The primary result of this article is that the dynamic programming approach performs well given perfect isotopic distribution annotations. Our algorithm achieves a true positive rate of 99% and a false positive rate of 1% using perfect isotopic distribution annotations. When the isotopic distributions are annotated given 'expert' selected peaks, the same algorithm gets a true positive rate of 77% and a false positive rate of 1%. Finally, when annotating using machine selected peaks, which may contain noise, the dynamic programming algorithm gives a true positive rate of 36% and a false positive rate of 1%. It is important to mention that these rates arise from the requirement of exact annotations of both the light and heavy isotopic distributions. In our evaluations, a match is considered 'entirely incorrect' if it is missing even one peak or containing an extraneous peak. If we only require that the 'monoisotopic' peaks exist within the two matched distributions, our algorithm obtains a positive rate of 45% and a false positive rate of 1% on the 'machine' selected data. Changes to the algorithm's scoring function and training example generation improves our 'monoisotopic' peak score true positive rate to 65% while obtaining a false positive rate of 2%. All results were obtained within 10-fold cross-validation of 41 mass spectra with a mass-to-charge range of 800-4000 m/z. There are a total of 713 isotopic distributions and 255 matched isotopic pairs that are hand-annotated for this study.

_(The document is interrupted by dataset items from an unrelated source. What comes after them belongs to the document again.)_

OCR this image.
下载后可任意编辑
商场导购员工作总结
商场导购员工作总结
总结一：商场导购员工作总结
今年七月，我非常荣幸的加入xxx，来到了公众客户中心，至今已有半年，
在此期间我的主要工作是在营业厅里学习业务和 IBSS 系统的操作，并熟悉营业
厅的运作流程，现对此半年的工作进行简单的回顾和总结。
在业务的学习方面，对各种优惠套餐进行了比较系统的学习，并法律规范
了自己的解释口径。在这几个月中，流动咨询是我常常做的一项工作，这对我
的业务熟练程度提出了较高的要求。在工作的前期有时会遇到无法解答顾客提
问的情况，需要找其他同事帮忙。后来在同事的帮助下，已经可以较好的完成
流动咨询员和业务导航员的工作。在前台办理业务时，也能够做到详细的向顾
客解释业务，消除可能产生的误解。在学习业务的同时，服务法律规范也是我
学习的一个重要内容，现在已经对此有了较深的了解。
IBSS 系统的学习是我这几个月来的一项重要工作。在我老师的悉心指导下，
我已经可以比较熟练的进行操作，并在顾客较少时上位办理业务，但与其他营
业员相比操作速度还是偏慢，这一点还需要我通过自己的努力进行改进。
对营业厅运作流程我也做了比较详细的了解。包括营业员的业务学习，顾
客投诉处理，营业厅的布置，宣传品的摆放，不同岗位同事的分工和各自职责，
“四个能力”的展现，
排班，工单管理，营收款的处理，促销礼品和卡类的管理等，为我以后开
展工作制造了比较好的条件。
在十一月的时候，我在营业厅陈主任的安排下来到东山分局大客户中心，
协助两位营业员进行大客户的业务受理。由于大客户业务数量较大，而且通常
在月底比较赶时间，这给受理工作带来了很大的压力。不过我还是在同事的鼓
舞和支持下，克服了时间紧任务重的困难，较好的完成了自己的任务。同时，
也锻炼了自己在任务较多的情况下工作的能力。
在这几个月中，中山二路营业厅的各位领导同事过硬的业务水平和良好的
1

Programs are available via http://www.cs.wisc.edu/~mcilwain/IDM/.
近年来,稳定同位素标记已成为定量蛋白质组分析的标准方法。在众多可用的同位素标记策略中,代谢标记因其提供的出色内部对照而颇具吸引力。然而,代谢标记实验数据的分析可能会很复杂,因为每种肽的标记形式和未标记形式之间的间距取决于其序列,因此不同分析物之间存在差异。因此,通常需要知道肽的序列才能以自动化方式识别其匹配的同位素分布。在某些实验情况下,有必要或希望匹配来自未知序列肽的标记峰和未标记峰对。本文通过提出一种算法来解决定量质谱数据分析中这个很大程度上被忽视的问题,该算法不仅能识别质谱图中的同位素分布,还能注释天然丰度轻同位素分布与其代谢标记对应物之间的匹配。此算法分两个阶段设计:首先,我们使用去年描述的IDM算法的修改版本注释同位素峰;然后,我们使用概率分类器,并辅以动态规划来找到代谢标记的匹配同位素对。对于通过质谱测量的高通量定量蛋白质组代谢组实验,需要这样一种方法。
本文的主要结果是,在同位素分布注释完美的情况下,动态规划方法表现良好。使用完美的同位素分布注释,我们的算法实现了99%的真阳性率和1%的假阳性率。当根据“专家”选择的峰注释同位素分布时,相同算法的真阳性率为77%,假阳性率为1%。最后,当使用可能包含噪声的机器选择的峰进行注释时,动态规划算法的真阳性率为36%,假阳性率为1%。需要指出的是,这些比率源于对轻、重同位素分布精确注释的要求。在我们的评估中,如果一个匹配缺少哪怕一个峰或包含一个额外的峰,就会被认为“完全错误”。如果我们只要求两个匹配分布中存在“单同位素”峰,我们的算法在“机器”选择的数据上获得了45%的阳性率和1%的假阳性率。对算法评分函数和训练示例生成的更改将我们的“单同位素”峰得分真阳性率提高到65%,同时假阳性率为2%。所有结果均在41个质谱图的10倍交叉验证中获得,质荷比范围为800 - 4000 m/z。本研究共手动注释了713个同位素分布和255个匹配的同位素对。